他曾經向自己的部民,向前聖侍女青蛾屈尊跪下過。

他在部落聯席會議上努力與各部化解過節,更在部落衝突中保持著諒解和恭順。

這確實為伊枝部贏得了寶貴的時間,至少使部族暫免滅族之禍。

這些話說起來簡單,但做起來卻很難。

術沙以不到二十歲的年齡,承擔起幾十萬人的前途。

他沒有老師,也沒有父輩的指點,每一條經驗都是用屈辱換來的。

在草原聯盟成立大會上,伊枝族錯過了第一次機會。

術沙心裡很清楚,那是雲鏡南從中作梗。

“當不成西部分盟盟主就算了吧,大不了再熬幾年。
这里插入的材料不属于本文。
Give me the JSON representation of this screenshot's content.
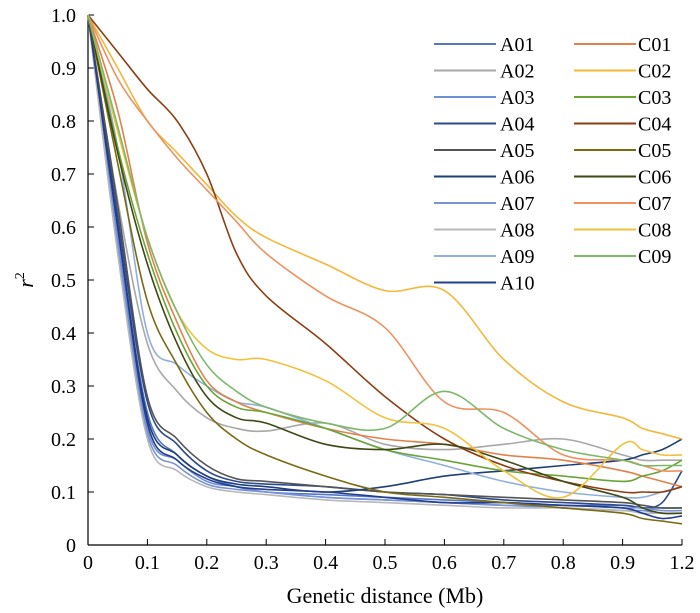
{
  "chart_data": {
    "type": "line",
    "xlabel": "Genetic distance (Mb)",
    "ylabel": "r",
    "ylabel_superscript": "2",
    "xlim": [
      0,
      1.2
    ],
    "ylim": [
      0,
      1.0
    ],
    "xticks": [
      "0",
      "0.1",
      "0.2",
      "0.3",
      "0.4",
      "0.5",
      "0.6",
      "0.7",
      "0.8",
      "0.9",
      "1.2"
    ],
    "xtick_values": [
      0,
      0.1,
      0.2,
      0.3,
      0.4,
      0.5,
      0.6,
      0.7,
      0.8,
      0.9,
      1.2
    ],
    "yticks": [
      "0",
      "0.1",
      "0.2",
      "0.3",
      "0.4",
      "0.5",
      "0.6",
      "0.7",
      "0.8",
      "0.9",
      "1.0"
    ],
    "ytick_values": [
      0,
      0.1,
      0.2,
      0.3,
      0.4,
      0.5,
      0.6,
      0.7,
      0.8,
      0.9,
      1.0
    ],
    "grid": false,
    "legend_position": "top-right",
    "series": [
      {
        "name": "A01",
        "color": "#5577C6",
        "x": [
          0,
          0.05,
          0.1,
          0.15,
          0.2,
          0.25,
          0.3,
          0.4,
          0.5,
          0.6,
          0.7,
          0.8,
          0.9,
          1.0,
          1.1,
          1.2
        ],
        "y": [
          1.0,
          0.6,
          0.25,
          0.17,
          0.13,
          0.11,
          0.1,
          0.095,
          0.09,
          0.085,
          0.08,
          0.075,
          0.075,
          0.07,
          0.07,
          0.07
        ]
      },
      {
        "name": "A02",
        "color": "#A8A8A8",
        "x": [
          0,
          0.05,
          0.1,
          0.15,
          0.2,
          0.25,
          0.3,
          0.4,
          0.5,
          0.6,
          0.7,
          0.8,
          0.9,
          1.0,
          1.1,
          1.2
        ],
        "y": [
          1.0,
          0.65,
          0.38,
          0.29,
          0.24,
          0.22,
          0.215,
          0.23,
          0.19,
          0.18,
          0.19,
          0.2,
          0.17,
          0.16,
          0.16,
          0.16
        ]
      },
      {
        "name": "A03",
        "color": "#6F8FD8",
        "x": [
          0,
          0.05,
          0.1,
          0.15,
          0.2,
          0.25,
          0.3,
          0.4,
          0.5,
          0.6,
          0.7,
          0.8,
          0.9,
          1.0,
          1.1,
          1.2
        ],
        "y": [
          1.0,
          0.58,
          0.22,
          0.16,
          0.12,
          0.11,
          0.1,
          0.09,
          0.085,
          0.08,
          0.075,
          0.07,
          0.065,
          0.065,
          0.06,
          0.06
        ]
      },
      {
        "name": "A04",
        "color": "#2E4A8F",
        "x": [
          0,
          0.05,
          0.1,
          0.15,
          0.2,
          0.25,
          0.3,
          0.4,
          0.5,
          0.6,
          0.7,
          0.8,
          0.9,
          1.0,
          1.1,
          1.2
        ],
        "y": [
          1.0,
          0.62,
          0.27,
          0.19,
          0.14,
          0.12,
          0.115,
          0.11,
          0.1,
          0.095,
          0.085,
          0.08,
          0.075,
          0.07,
          0.08,
          0.14
        ]
      },
      {
        "name": "A05",
        "color": "#555555",
        "x": [
          0,
          0.05,
          0.1,
          0.15,
          0.2,
          0.25,
          0.3,
          0.4,
          0.5,
          0.6,
          0.7,
          0.8,
          0.9,
          1.0,
          1.1,
          1.2
        ],
        "y": [
          1.0,
          0.64,
          0.28,
          0.2,
          0.15,
          0.125,
          0.12,
          0.11,
          0.1,
          0.095,
          0.09,
          0.085,
          0.08,
          0.075,
          0.07,
          0.07
        ]
      },
      {
        "name": "A06",
        "color": "#1F3F7A",
        "x": [
          0,
          0.05,
          0.1,
          0.15,
          0.2,
          0.25,
          0.3,
          0.4,
          0.5,
          0.6,
          0.7,
          0.8,
          0.9,
          1.0,
          1.1,
          1.2
        ],
        "y": [
          1.0,
          0.6,
          0.24,
          0.17,
          0.13,
          0.115,
          0.11,
          0.1,
          0.11,
          0.13,
          0.14,
          0.15,
          0.16,
          0.17,
          0.18,
          0.2
        ]
      },
      {
        "name": "A07",
        "color": "#7A93D6",
        "x": [
          0,
          0.05,
          0.1,
          0.15,
          0.2,
          0.25,
          0.3,
          0.4,
          0.5,
          0.6,
          0.7,
          0.8,
          0.9,
          1.0,
          1.1,
          1.2
        ],
        "y": [
          1.0,
          0.56,
          0.21,
          0.15,
          0.115,
          0.105,
          0.1,
          0.09,
          0.085,
          0.08,
          0.075,
          0.075,
          0.07,
          0.07,
          0.065,
          0.065
        ]
      },
      {
        "name": "A08",
        "color": "#B8B8B8",
        "x": [
          0,
          0.05,
          0.1,
          0.15,
          0.2,
          0.25,
          0.3,
          0.4,
          0.5,
          0.6,
          0.7,
          0.8,
          0.9,
          1.0,
          1.1,
          1.2
        ],
        "y": [
          1.0,
          0.55,
          0.2,
          0.14,
          0.11,
          0.1,
          0.095,
          0.085,
          0.08,
          0.075,
          0.07,
          0.07,
          0.065,
          0.06,
          0.06,
          0.06
        ]
      },
      {
        "name": "A09",
        "color": "#8FB0DE",
        "x": [
          0,
          0.05,
          0.1,
          0.15,
          0.2,
          0.25,
          0.3,
          0.4,
          0.5,
          0.6,
          0.7,
          0.8,
          0.9,
          1.0,
          1.1,
          1.2
        ],
        "y": [
          1.0,
          0.75,
          0.4,
          0.34,
          0.3,
          0.27,
          0.26,
          0.22,
          0.18,
          0.15,
          0.12,
          0.1,
          0.09,
          0.09,
          0.1,
          0.11
        ]
      },
      {
        "name": "A10",
        "color": "#233E8C",
        "x": [
          0,
          0.05,
          0.1,
          0.15,
          0.2,
          0.25,
          0.3,
          0.4,
          0.5,
          0.6,
          0.7,
          0.8,
          0.9,
          1.0,
          1.1,
          1.2
        ],
        "y": [
          1.0,
          0.6,
          0.23,
          0.16,
          0.125,
          0.11,
          0.105,
          0.1,
          0.09,
          0.08,
          0.08,
          0.075,
          0.07,
          0.06,
          0.05,
          0.055
        ]
      },
      {
        "name": "C01",
        "color": "#E0824E",
        "x": [
          0,
          0.05,
          0.1,
          0.15,
          0.2,
          0.25,
          0.3,
          0.4,
          0.5,
          0.6,
          0.7,
          0.8,
          0.9,
          1.0,
          1.1,
          1.2
        ],
        "y": [
          1.0,
          0.82,
          0.57,
          0.42,
          0.31,
          0.27,
          0.25,
          0.22,
          0.2,
          0.19,
          0.17,
          0.16,
          0.14,
          0.13,
          0.12,
          0.11
        ]
      },
      {
        "name": "C02",
        "color": "#F4B73A",
        "x": [
          0,
          0.05,
          0.1,
          0.15,
          0.2,
          0.25,
          0.3,
          0.4,
          0.5,
          0.6,
          0.7,
          0.8,
          0.9,
          1.0,
          1.1,
          1.2
        ],
        "y": [
          1.0,
          0.9,
          0.8,
          0.74,
          0.68,
          0.62,
          0.58,
          0.53,
          0.48,
          0.48,
          0.35,
          0.27,
          0.24,
          0.22,
          0.21,
          0.2
        ]
      },
      {
        "name": "C03",
        "color": "#6CA536",
        "x": [
          0,
          0.05,
          0.1,
          0.15,
          0.2,
          0.25,
          0.3,
          0.4,
          0.5,
          0.6,
          0.7,
          0.8,
          0.9,
          1.0,
          1.1,
          1.2
        ],
        "y": [
          1.0,
          0.75,
          0.55,
          0.4,
          0.3,
          0.26,
          0.25,
          0.22,
          0.18,
          0.16,
          0.14,
          0.13,
          0.12,
          0.13,
          0.14,
          0.16
        ]
      },
      {
        "name": "C04",
        "color": "#8E3E12",
        "x": [
          0,
          0.05,
          0.1,
          0.15,
          0.2,
          0.25,
          0.3,
          0.4,
          0.5,
          0.6,
          0.7,
          0.8,
          0.9,
          1.0,
          1.1,
          1.2
        ],
        "y": [
          1.0,
          0.93,
          0.86,
          0.8,
          0.7,
          0.55,
          0.47,
          0.38,
          0.28,
          0.2,
          0.15,
          0.12,
          0.1,
          0.1,
          0.1,
          0.11
        ]
      },
      {
        "name": "C05",
        "color": "#7A6A12",
        "x": [
          0,
          0.05,
          0.1,
          0.15,
          0.2,
          0.25,
          0.3,
          0.4,
          0.5,
          0.6,
          0.7,
          0.8,
          0.9,
          1.0,
          1.1,
          1.2
        ],
        "y": [
          1.0,
          0.72,
          0.46,
          0.34,
          0.25,
          0.2,
          0.17,
          0.13,
          0.1,
          0.09,
          0.08,
          0.07,
          0.06,
          0.05,
          0.045,
          0.04
        ]
      },
      {
        "name": "C06",
        "color": "#3E4A16",
        "x": [
          0,
          0.05,
          0.1,
          0.15,
          0.2,
          0.25,
          0.3,
          0.4,
          0.5,
          0.6,
          0.7,
          0.8,
          0.9,
          1.0,
          1.1,
          1.2
        ],
        "y": [
          1.0,
          0.74,
          0.53,
          0.38,
          0.28,
          0.24,
          0.23,
          0.19,
          0.18,
          0.19,
          0.16,
          0.12,
          0.09,
          0.07,
          0.06,
          0.06
        ]
      },
      {
        "name": "C07",
        "color": "#EE9160",
        "x": [
          0,
          0.05,
          0.1,
          0.15,
          0.2,
          0.25,
          0.3,
          0.4,
          0.5,
          0.6,
          0.7,
          0.8,
          0.9,
          1.0,
          1.1,
          1.2
        ],
        "y": [
          1.0,
          0.88,
          0.8,
          0.73,
          0.67,
          0.61,
          0.55,
          0.47,
          0.41,
          0.27,
          0.25,
          0.17,
          0.16,
          0.15,
          0.14,
          0.14
        ]
      },
      {
        "name": "C08",
        "color": "#F2C23D",
        "x": [
          0,
          0.05,
          0.1,
          0.15,
          0.2,
          0.25,
          0.3,
          0.4,
          0.5,
          0.6,
          0.7,
          0.8,
          0.9,
          1.0,
          1.1,
          1.2
        ],
        "y": [
          1.0,
          0.78,
          0.58,
          0.44,
          0.37,
          0.35,
          0.35,
          0.31,
          0.24,
          0.22,
          0.14,
          0.09,
          0.19,
          0.18,
          0.17,
          0.17
        ]
      },
      {
        "name": "C09",
        "color": "#7EB86A",
        "x": [
          0,
          0.05,
          0.1,
          0.15,
          0.2,
          0.25,
          0.3,
          0.4,
          0.5,
          0.6,
          0.7,
          0.8,
          0.9,
          1.0,
          1.1,
          1.2
        ],
        "y": [
          1.0,
          0.79,
          0.58,
          0.44,
          0.34,
          0.29,
          0.26,
          0.23,
          0.22,
          0.29,
          0.22,
          0.18,
          0.16,
          0.15,
          0.15,
          0.15
        ]
      }
    ]
  }
}
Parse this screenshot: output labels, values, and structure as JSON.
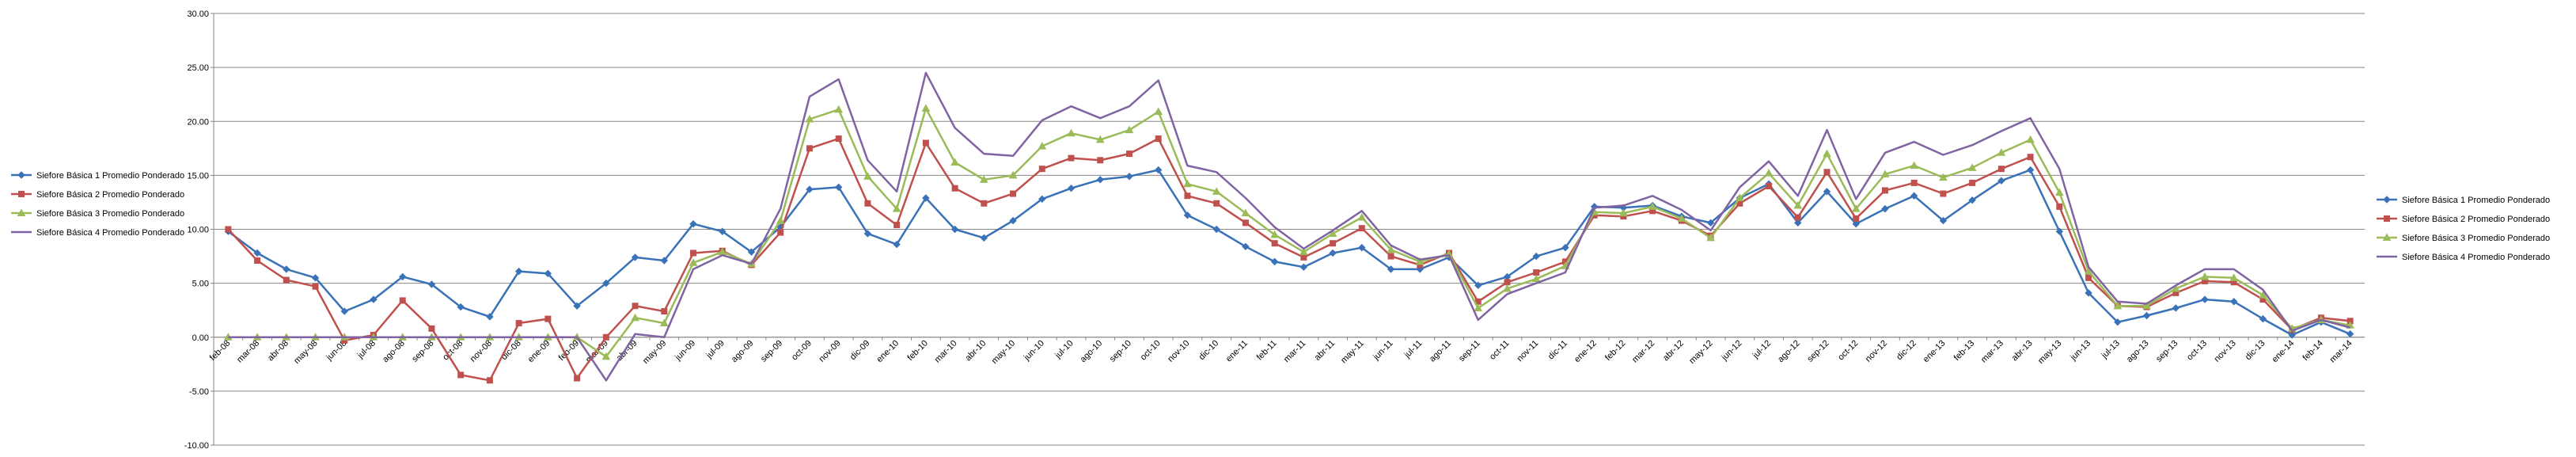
{
  "chart_data": {
    "type": "line",
    "title": "",
    "xlabel": "",
    "ylabel": "",
    "ylim": [
      -10,
      30
    ],
    "yticks": [
      "30.00",
      "25.00",
      "20.00",
      "15.00",
      "10.00",
      "5.00",
      "0.00",
      "-5.00",
      "-10.00"
    ],
    "grid": "horizontal",
    "legend_placement": "left and right",
    "categories": [
      "feb-08",
      "mar-08",
      "abr-08",
      "may-08",
      "jun-08",
      "jul-08",
      "ago-08",
      "sep-08",
      "oct-08",
      "nov-08",
      "dic-08",
      "ene-09",
      "feb-09",
      "mar-09",
      "abr-09",
      "may-09",
      "jun-09",
      "jul-09",
      "ago-09",
      "sep-09",
      "oct-09",
      "nov-09",
      "dic-09",
      "ene-10",
      "feb-10",
      "mar-10",
      "abr-10",
      "may-10",
      "jun-10",
      "jul-10",
      "ago-10",
      "sep-10",
      "oct-10",
      "nov-10",
      "dic-10",
      "ene-11",
      "feb-11",
      "mar-11",
      "abr-11",
      "may-11",
      "jun-11",
      "jul-11",
      "ago-11",
      "sep-11",
      "oct-11",
      "nov-11",
      "dic-11",
      "ene-12",
      "feb-12",
      "mar-12",
      "abr-12",
      "may-12",
      "jun-12",
      "jul-12",
      "ago-12",
      "sep-12",
      "oct-12",
      "nov-12",
      "dic-12",
      "ene-13",
      "feb-13",
      "mar-13",
      "abr-13",
      "may-13",
      "jun-13",
      "jul-13",
      "ago-13",
      "sep-13",
      "oct-13",
      "nov-13",
      "dic-13",
      "ene-14",
      "feb-14",
      "mar-14"
    ],
    "series": [
      {
        "name": "Siefore Básica 1 Promedio Ponderado",
        "color": "#3a72b8",
        "marker": "diamond",
        "values": [
          9.8,
          7.8,
          6.3,
          5.5,
          2.4,
          3.5,
          5.6,
          4.9,
          2.8,
          1.9,
          6.1,
          5.9,
          2.9,
          5.0,
          7.4,
          7.1,
          10.5,
          9.8,
          7.9,
          10.2,
          13.7,
          13.9,
          9.6,
          8.6,
          12.9,
          10.0,
          9.2,
          10.8,
          12.8,
          13.8,
          14.6,
          14.9,
          15.5,
          11.3,
          10.0,
          8.4,
          7.0,
          6.5,
          7.8,
          8.3,
          6.3,
          6.3,
          7.4,
          4.8,
          5.6,
          7.5,
          8.3,
          12.1,
          12.0,
          12.2,
          11.2,
          10.6,
          12.9,
          14.2,
          10.6,
          13.5,
          10.5,
          11.9,
          13.1,
          10.8,
          12.7,
          14.5,
          15.5,
          9.8,
          4.1,
          1.4,
          2.0,
          2.7,
          3.5,
          3.3,
          1.7,
          0.2,
          1.4,
          0.3
        ]
      },
      {
        "name": "Siefore Básica 2 Promedio Ponderado",
        "color": "#c0504d",
        "marker": "square",
        "values": [
          10.0,
          7.1,
          5.3,
          4.7,
          -0.3,
          0.2,
          3.4,
          0.8,
          -3.5,
          -4.0,
          1.3,
          1.7,
          -3.8,
          0.0,
          2.9,
          2.4,
          7.8,
          8.0,
          6.7,
          9.7,
          17.5,
          18.4,
          12.4,
          10.4,
          18.0,
          13.8,
          12.4,
          13.3,
          15.6,
          16.6,
          16.4,
          17.0,
          18.4,
          13.1,
          12.4,
          10.6,
          8.7,
          7.4,
          8.7,
          10.1,
          7.5,
          6.7,
          7.8,
          3.3,
          5.1,
          6.0,
          7.0,
          11.3,
          11.2,
          11.7,
          10.8,
          9.4,
          12.4,
          14.0,
          11.1,
          15.3,
          11.0,
          13.6,
          14.3,
          13.3,
          14.3,
          15.6,
          16.7,
          12.1,
          5.5,
          2.9,
          2.8,
          4.1,
          5.2,
          5.1,
          3.5,
          0.7,
          1.8,
          1.5
        ]
      },
      {
        "name": "Siefore Básica 3 Promedio Ponderado",
        "color": "#9bbb59",
        "marker": "triangle",
        "values": [
          0.0,
          0.0,
          0.0,
          0.0,
          0.0,
          0.0,
          0.0,
          0.0,
          0.0,
          0.0,
          0.0,
          0.0,
          0.0,
          -1.8,
          1.8,
          1.3,
          6.9,
          7.9,
          6.8,
          10.8,
          20.2,
          21.1,
          14.9,
          11.9,
          21.2,
          16.2,
          14.6,
          15.0,
          17.7,
          18.9,
          18.3,
          19.2,
          20.9,
          14.2,
          13.5,
          11.5,
          9.5,
          7.9,
          9.6,
          11.1,
          8.1,
          7.0,
          7.7,
          2.7,
          4.5,
          5.4,
          6.6,
          11.6,
          11.5,
          12.1,
          11.0,
          9.2,
          12.9,
          15.2,
          12.2,
          17.0,
          11.9,
          15.1,
          15.9,
          14.8,
          15.7,
          17.1,
          18.3,
          13.4,
          6.1,
          2.9,
          2.9,
          4.5,
          5.6,
          5.5,
          3.9,
          0.8,
          1.6,
          1.1
        ]
      },
      {
        "name": "Siefore Básica 4 Promedio Ponderado",
        "color": "#8064a2",
        "marker": "none",
        "values": [
          0.0,
          0.0,
          0.0,
          0.0,
          0.0,
          0.0,
          0.0,
          0.0,
          0.0,
          0.0,
          0.0,
          0.0,
          0.0,
          -4.0,
          0.3,
          0.0,
          6.3,
          7.6,
          6.8,
          11.9,
          22.3,
          23.9,
          16.4,
          13.5,
          24.5,
          19.4,
          17.0,
          16.8,
          20.1,
          21.4,
          20.3,
          21.4,
          23.8,
          15.9,
          15.3,
          12.9,
          10.2,
          8.2,
          9.9,
          11.7,
          8.5,
          7.2,
          7.6,
          1.6,
          4.0,
          5.0,
          6.0,
          12.0,
          12.2,
          13.1,
          11.8,
          9.9,
          13.9,
          16.3,
          13.1,
          19.2,
          12.8,
          17.1,
          18.1,
          16.9,
          17.8,
          19.1,
          20.3,
          15.6,
          6.5,
          3.3,
          3.1,
          4.8,
          6.3,
          6.3,
          4.4,
          0.6,
          1.6,
          0.9
        ]
      }
    ]
  }
}
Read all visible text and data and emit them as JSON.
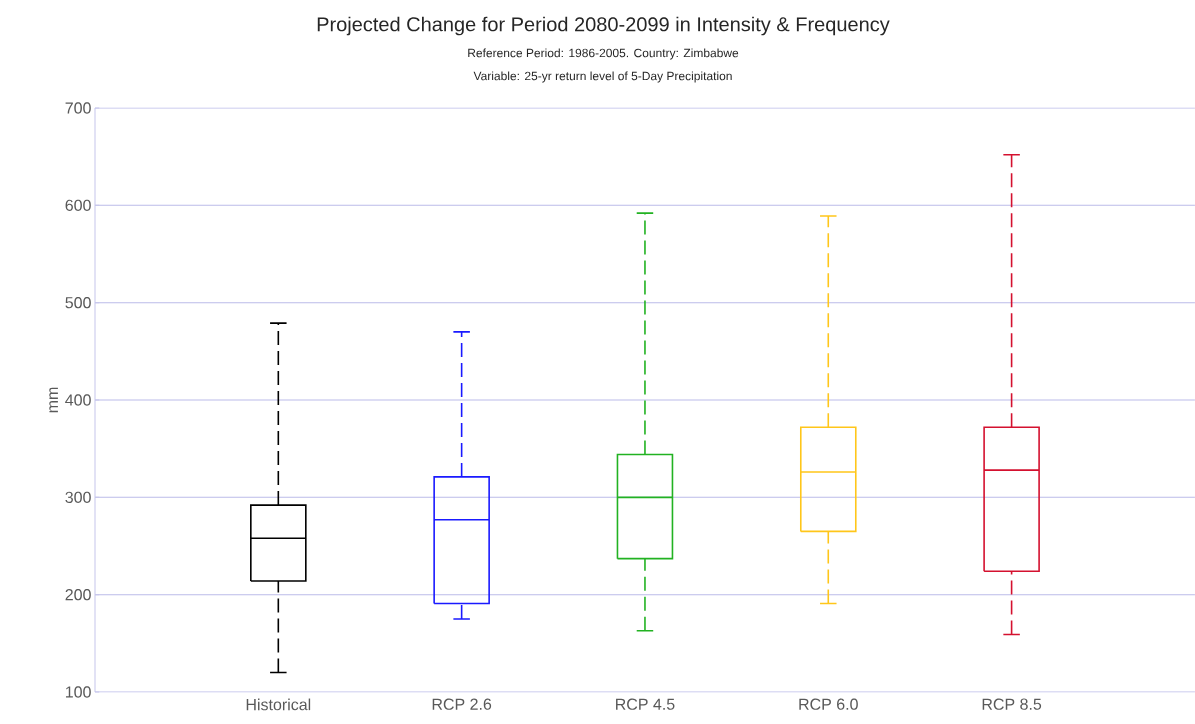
{
  "chart_data": {
    "type": "box",
    "title": "Projected Change for Period 2080-2099 in Intensity & Frequency",
    "subtitle": "Reference Period: 1986-2005. Country: Zimbabwe",
    "annotations": [
      "Variable: 25-yr return level of 5-Day Precipitation"
    ],
    "ylabel": "mm",
    "categories": [
      "Historical",
      "RCP 2.6",
      "RCP 4.5",
      "RCP 6.0",
      "RCP 8.5"
    ],
    "colors": [
      "#000000",
      "#1a1aff",
      "#22b222",
      "#ffc61a",
      "#d4112f"
    ],
    "boxes": [
      {
        "low": 120,
        "q1": 214,
        "median": 258,
        "q3": 292,
        "high": 479
      },
      {
        "low": 175,
        "q1": 191,
        "median": 277,
        "q3": 321,
        "high": 470
      },
      {
        "low": 163,
        "q1": 237,
        "median": 300,
        "q3": 344,
        "high": 592
      },
      {
        "low": 191,
        "q1": 265,
        "median": 326,
        "q3": 372,
        "high": 589
      },
      {
        "low": 159,
        "q1": 224,
        "median": 328,
        "q3": 372,
        "high": 652
      }
    ],
    "ylim": [
      100,
      700
    ],
    "yticks": [
      100,
      200,
      300,
      400,
      500,
      600,
      700
    ],
    "grid": "y"
  }
}
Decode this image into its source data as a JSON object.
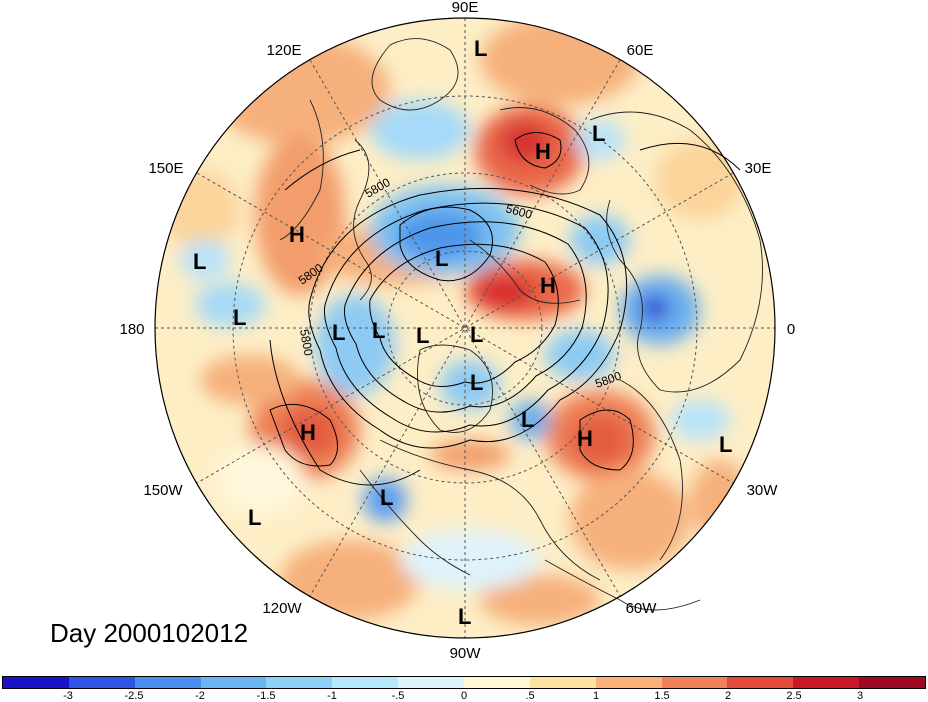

”

因為曾與紅雪聯盟的前科,伊枝部未能入選雖然令他絕望了幾天,但術沙很快就在父祖的靈位前振奮起來。

亮燦燦的蘭頓軍器再次喚醒術沙的野心。

在這次戰爭初始,他的快擊戰略取得了巨大成功。

一次又一次的勝利,使他如飲甘醇。

成就感象酒精一樣讓人興奮,也讓人失去冷靜。

溫順的羔羊突然變成凶惡的狼,這讓所有人意外,除了雲鏡南。

雲鏡南的名言之一就是“狼就是狼”。

術沙的狼性覺醒的時候,忘了伊枝部還是一隻遍體鱗傷的狼。

伊枝部受的傷遠不只一次藍河慘敗。

也不是一年數十次的部落衝突。

如果說,一個部落有精、氣、神,那伊枝就是一個精衰氣竭的病人。

幾年來的韜晦政策,雖是不得以的休養生息,卻也磨平了戰士們的鬥志。

這一晚血戰,如同一個噩夢,永遠刻在每一個伊枝人腦中。

直到現在,他們還是沒弄清雲鏡南是帶著多少軍隊殺進來的。